Remember that food quality comes first (see point 1). It’s pointless having a calorie target if you get 2500 daily calories from bad foods!
Step 3 Macronutrient breakdown
This refers to the breakdown of your daily calories into grams of protein, carbohydrate, and fat. Altering these numbers can have a large impact on body composition and performance.
Protein is commonly referred to as ‘the building block of muscle‘. Protein is used to rebuild and repair muscle tissue during stages of recovery and to keep our bodies functioning. You mostly hear people talking about how much protein they have, or how many shakes they can smash down. In reality, most of us only need around 1 g per lb of body weight. Even if you want to gain muscle, more protein is not really going to the biggest difference.

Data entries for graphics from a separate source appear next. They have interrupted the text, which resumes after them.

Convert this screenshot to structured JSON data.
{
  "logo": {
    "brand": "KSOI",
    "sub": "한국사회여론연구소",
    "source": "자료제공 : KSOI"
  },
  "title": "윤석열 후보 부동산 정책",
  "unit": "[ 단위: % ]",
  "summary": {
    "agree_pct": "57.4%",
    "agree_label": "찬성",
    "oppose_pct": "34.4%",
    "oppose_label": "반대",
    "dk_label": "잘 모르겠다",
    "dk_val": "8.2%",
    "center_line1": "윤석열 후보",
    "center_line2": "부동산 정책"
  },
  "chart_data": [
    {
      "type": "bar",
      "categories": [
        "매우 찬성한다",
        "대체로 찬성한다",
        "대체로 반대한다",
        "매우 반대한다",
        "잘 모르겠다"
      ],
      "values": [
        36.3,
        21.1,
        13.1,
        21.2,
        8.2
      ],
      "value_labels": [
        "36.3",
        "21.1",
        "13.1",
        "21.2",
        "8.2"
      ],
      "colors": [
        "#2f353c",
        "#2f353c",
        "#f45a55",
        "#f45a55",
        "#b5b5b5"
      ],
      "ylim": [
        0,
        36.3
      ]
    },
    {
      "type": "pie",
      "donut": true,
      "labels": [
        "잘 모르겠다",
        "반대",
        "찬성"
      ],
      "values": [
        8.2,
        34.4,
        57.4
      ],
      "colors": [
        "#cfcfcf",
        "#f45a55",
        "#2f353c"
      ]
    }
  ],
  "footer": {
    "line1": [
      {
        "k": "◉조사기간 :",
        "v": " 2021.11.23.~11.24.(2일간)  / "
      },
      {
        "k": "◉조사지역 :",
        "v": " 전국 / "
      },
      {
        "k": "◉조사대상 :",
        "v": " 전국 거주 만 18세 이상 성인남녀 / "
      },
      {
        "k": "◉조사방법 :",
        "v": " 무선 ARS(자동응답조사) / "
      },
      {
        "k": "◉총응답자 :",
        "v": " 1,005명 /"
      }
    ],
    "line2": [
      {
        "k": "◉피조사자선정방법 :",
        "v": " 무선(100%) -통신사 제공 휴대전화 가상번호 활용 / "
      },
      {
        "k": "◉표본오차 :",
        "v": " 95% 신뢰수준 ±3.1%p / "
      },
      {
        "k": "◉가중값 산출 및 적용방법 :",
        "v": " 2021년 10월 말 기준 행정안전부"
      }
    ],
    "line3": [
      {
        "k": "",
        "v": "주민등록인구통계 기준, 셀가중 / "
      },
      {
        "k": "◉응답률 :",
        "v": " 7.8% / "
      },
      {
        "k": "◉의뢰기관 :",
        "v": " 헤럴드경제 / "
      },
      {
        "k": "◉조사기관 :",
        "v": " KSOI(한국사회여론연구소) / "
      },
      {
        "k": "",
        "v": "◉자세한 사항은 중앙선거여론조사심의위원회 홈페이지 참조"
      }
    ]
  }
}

Carbohydrates are the fuel for higher-intensity activities, and its intake helps replenish tough workouts and also helps signal to cells to use ingested protein to build/repair muscle tissue. As such, some experts say that carbohydrates actually play a more important role in the muscle-building process than protein. If you do lots of high-intensity training like CrossFit, you need more carbohydrates than those who do low-level activities like walking, but the exact number can differ from person to person depending on their size, activity levels, tolerance, etc.
Our last macronutrient is fat. Every single cell in our bodies is partly composed of fat and they are involved in many of the processes in our body. Thus, fat is vital for proper health and function of our hormones. For most of us we need between 60-100g per day, again differing depending on size, goals, training etc.
There are plenty of resources and macro calculators available on the internet that you can use, like this one.
So forget about taking supplements. Taking a protein shake post workout will do NOTHING to performance and body comp goals if you are neglecting the 3 steps above.